Background: Androgen deprivation therapy (ADT) for prostate cancer leads to adverse endocrine effects including a global loss of lean mass and sexual dysfunction. ADT leads to a selective loss of leg muscle function1, however individual muscle volumes have not been evaluated. We aimed to assess in men undergoing ADT, the muscle volumes of levator ani, a highly androgen-responsive muscle in mice2, and of lower-limb muscles.
Methods: We conducted a prospective case-control study involving 34 men newly commencing ADT and 29 age-matched prostate cancer controls. Levator ani and leg muscle volumes (litres) of primary muscles involved in walking (iliopsoas, quadriceps, gluteus maximus, gluteus medius, calf) were measured using MRI and quantitated using Slice-O-Matic software at 0, 6 and 12 months. Generalised linear models determined the mean adjusted difference (MAD) [95% confidence interval] between groups over time.
Results: Compared with controls over 12 months, men receiving ADT had a mean reduction in total testosterone level from 14.1 to 0.4nmol/L and demonstrated greater decreases in levator ani (MAD -0.005 litres [-0.007, -0.002], p=0.002, -16% of initial median value), gluteus maximus (MAD -0.032 litres [-0.063, -0.002], p=0.017, -5%), iliopsoas (MAD -0.005 litres [-0.001, 0.000], p=0.013, -5%) and quadriceps (MAD -0.050 litres [-0.088, -0.012], p=0.031, -3%).
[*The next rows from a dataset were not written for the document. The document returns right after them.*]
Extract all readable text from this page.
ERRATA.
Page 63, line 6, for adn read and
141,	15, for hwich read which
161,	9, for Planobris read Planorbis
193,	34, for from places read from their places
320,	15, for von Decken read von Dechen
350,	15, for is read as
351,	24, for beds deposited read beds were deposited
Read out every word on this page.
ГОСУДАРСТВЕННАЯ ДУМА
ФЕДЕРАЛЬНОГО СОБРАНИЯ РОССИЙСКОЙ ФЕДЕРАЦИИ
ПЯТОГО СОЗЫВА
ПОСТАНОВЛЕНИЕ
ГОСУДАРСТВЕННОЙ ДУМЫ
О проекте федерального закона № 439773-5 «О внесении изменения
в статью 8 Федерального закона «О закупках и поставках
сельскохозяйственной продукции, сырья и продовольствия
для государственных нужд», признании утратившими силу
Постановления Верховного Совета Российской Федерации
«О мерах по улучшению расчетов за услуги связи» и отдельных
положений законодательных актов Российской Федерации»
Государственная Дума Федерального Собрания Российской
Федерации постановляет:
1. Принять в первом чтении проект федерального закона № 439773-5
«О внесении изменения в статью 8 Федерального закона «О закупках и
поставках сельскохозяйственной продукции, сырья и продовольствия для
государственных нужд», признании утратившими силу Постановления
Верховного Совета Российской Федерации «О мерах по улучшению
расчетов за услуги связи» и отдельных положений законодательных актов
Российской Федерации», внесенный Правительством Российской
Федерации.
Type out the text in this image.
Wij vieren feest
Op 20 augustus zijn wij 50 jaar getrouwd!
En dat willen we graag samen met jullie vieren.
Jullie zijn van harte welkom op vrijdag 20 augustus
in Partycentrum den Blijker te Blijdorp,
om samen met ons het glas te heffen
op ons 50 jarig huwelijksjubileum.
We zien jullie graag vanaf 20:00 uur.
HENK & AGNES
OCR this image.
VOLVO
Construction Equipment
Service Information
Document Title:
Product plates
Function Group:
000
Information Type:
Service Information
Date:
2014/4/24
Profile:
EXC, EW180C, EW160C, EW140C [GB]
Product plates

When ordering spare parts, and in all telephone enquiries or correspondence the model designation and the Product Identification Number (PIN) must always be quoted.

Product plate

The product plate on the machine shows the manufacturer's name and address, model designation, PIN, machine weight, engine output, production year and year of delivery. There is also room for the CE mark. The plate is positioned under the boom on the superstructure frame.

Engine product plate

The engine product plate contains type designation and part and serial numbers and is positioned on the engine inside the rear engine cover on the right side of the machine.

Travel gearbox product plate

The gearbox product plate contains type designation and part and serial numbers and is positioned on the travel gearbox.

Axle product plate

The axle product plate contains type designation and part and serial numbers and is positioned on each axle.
No significant differences were observed in gluteus medius and calf muscles.
Conclusion: Testosterone deprivation causes marked decreases in levator ani muscle, demonstrating that it’s androgen responsiveness is evolutionarily conserved across men and mice. Further studies are required to investigate whether loss of levator ani muscle mass contributes to the profound sexual dysfunction seen in men on ADT. Consistent with previously reported functional deficits1, ADT selectively decreases volume of muscles that support body weight. Future interventional studies aimed at reducing ADT-related sarcopenia and sexual dysfunction should evaluate the role of targeting these muscle groups, including the pelvic floor.